# Amit Moscovich: The perils of data preprocessing prior to cross-validation

**Time: **
Tue 2023-04-11 14.00 - 15.00

**Location: **
KTH, 3721 (Lindstedtsvägen 25)

**Participating: **
Amit Moscovich, Department of Statistics and OR, School of Mathematical Sciences, Tel Aviv Universit

### Abstract

Regression and classification methods are typically evaluated by cross-validation: repeatedly splitting the data into a training set and a validation set, learning a predictive model on the training set, then averaging its loss on the validation set. Under the i.i.d. assumption, this should give an unbiased and consistent estimator for the risk of the trained model. However, in practice, many data sets go through various stages of preprocessing, such as rescaling, dimensionality reduction, and outlier removal. Such "unsupervised'" preprocessing procedures, that do not involve the responses or class labels, are often considered harmless. However, they introduce a subtle leakage of information from the validation set to the trained model. This breaks the assumptions of cross-validation, potentially leading to biased risk estimates and sub-optimal model selection.
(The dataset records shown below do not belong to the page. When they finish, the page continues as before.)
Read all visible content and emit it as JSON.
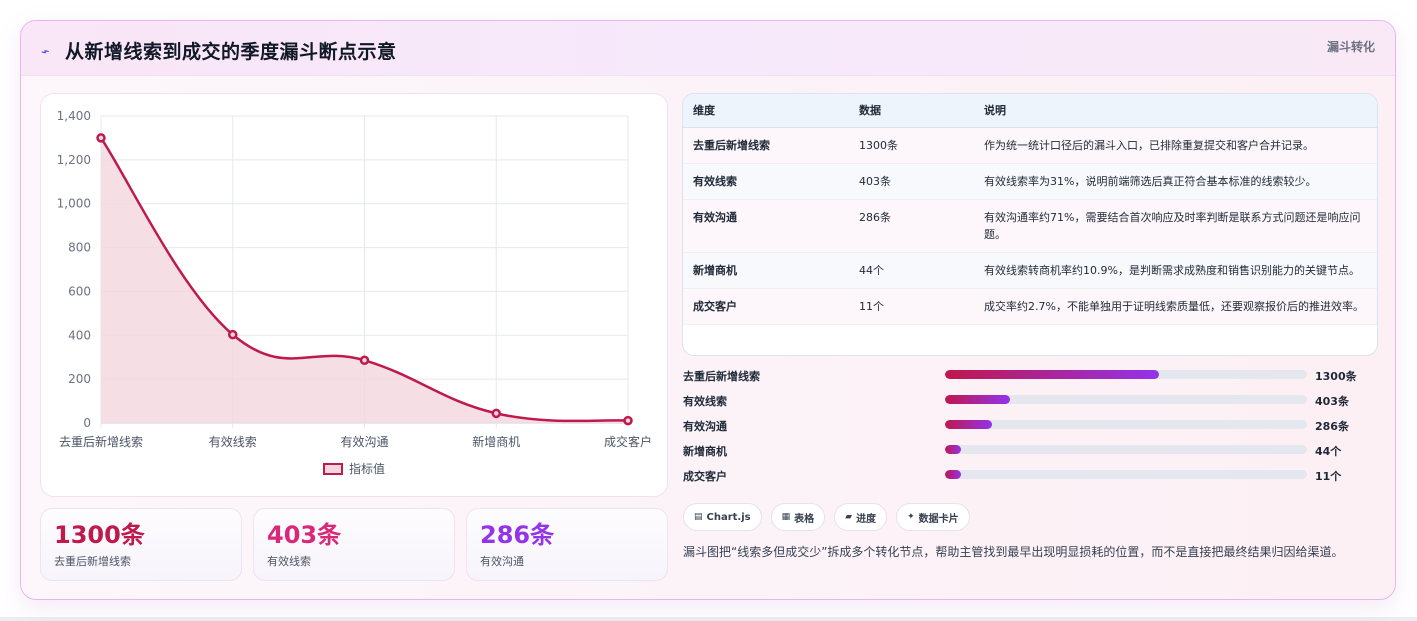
{
  "header": {
    "title": "从新增线索到成交的季度漏斗断点示意",
    "tag": "漏斗转化",
    "icon": "pulse-icon"
  },
  "chart_data": {
    "type": "line",
    "categories": [
      "去重后新增线索",
      "有效线索",
      "有效沟通",
      "新增商机",
      "成交客户"
    ],
    "series": [
      {
        "name": "指标值",
        "values": [
          1300,
          403,
          286,
          44,
          11
        ]
      }
    ],
    "y_ticks": [
      "0",
      "200",
      "400",
      "600",
      "800",
      "1,000",
      "1,200",
      "1,400"
    ],
    "ylim": [
      0,
      1400
    ],
    "fill": true,
    "grid": true,
    "legend": "bottom",
    "colors": {
      "line": "#be1a4c",
      "fill": "#f4d6df"
    }
  },
  "stats": [
    {
      "value": "1300条",
      "label": "去重后新增线索",
      "color": "#be1a4c"
    },
    {
      "value": "403条",
      "label": "有效线索",
      "color": "#db2777"
    },
    {
      "value": "286条",
      "label": "有效沟通",
      "color": "#9333ea"
    }
  ],
  "table": {
    "headers": [
      "维度",
      "数据",
      "说明"
    ],
    "rows": [
      [
        "去重后新增线索",
        "1300条",
        "作为统一统计口径后的漏斗入口，已排除重复提交和客户合并记录。"
      ],
      [
        "有效线索",
        "403条",
        "有效线索率为31%，说明前端筛选后真正符合基本标准的线索较少。"
      ],
      [
        "有效沟通",
        "286条",
        "有效沟通率约71%，需要结合首次响应及时率判断是联系方式问题还是响应问题。"
      ],
      [
        "新增商机",
        "44个",
        "有效线索转商机率约10.9%，是判断需求成熟度和销售识别能力的关键节点。"
      ],
      [
        "成交客户",
        "11个",
        "成交率约2.7%，不能单独用于证明线索质量低，还要观察报价后的推进效率。"
      ]
    ]
  },
  "progress": [
    {
      "label": "去重后新增线索",
      "value": "1300条",
      "fraction": 0.59
    },
    {
      "label": "有效线索",
      "value": "403条",
      "fraction": 0.18
    },
    {
      "label": "有效沟通",
      "value": "286条",
      "fraction": 0.13
    },
    {
      "label": "新增商机",
      "value": "44个",
      "fraction": 0.045
    },
    {
      "label": "成交客户",
      "value": "11个",
      "fraction": 0.045
    }
  ],
  "chips": [
    {
      "icon": "chart-icon",
      "glyph": "▤",
      "label": "Chart.js"
    },
    {
      "icon": "table-icon",
      "glyph": "▦",
      "label": "表格"
    },
    {
      "icon": "progress-icon",
      "glyph": "▰",
      "label": "进度"
    },
    {
      "icon": "card-icon",
      "glyph": "✦",
      "label": "数据卡片"
    }
  ],
  "note": "漏斗图把“线索多但成交少”拆成多个转化节点，帮助主管找到最早出现明显损耗的位置，而不是直接把最终结果归因给渠道。"
}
In this talk, we make the case that this subtle error should receive more attention since it is prevalent in scientific research, potentially harmful, and typically easy to fix. We will explain where the bias is coming from, how to eliminate it, and walk through several toy examples, demonstrating an intricate dependency between the parameters of the problem and the resulting bias due to preprocessing.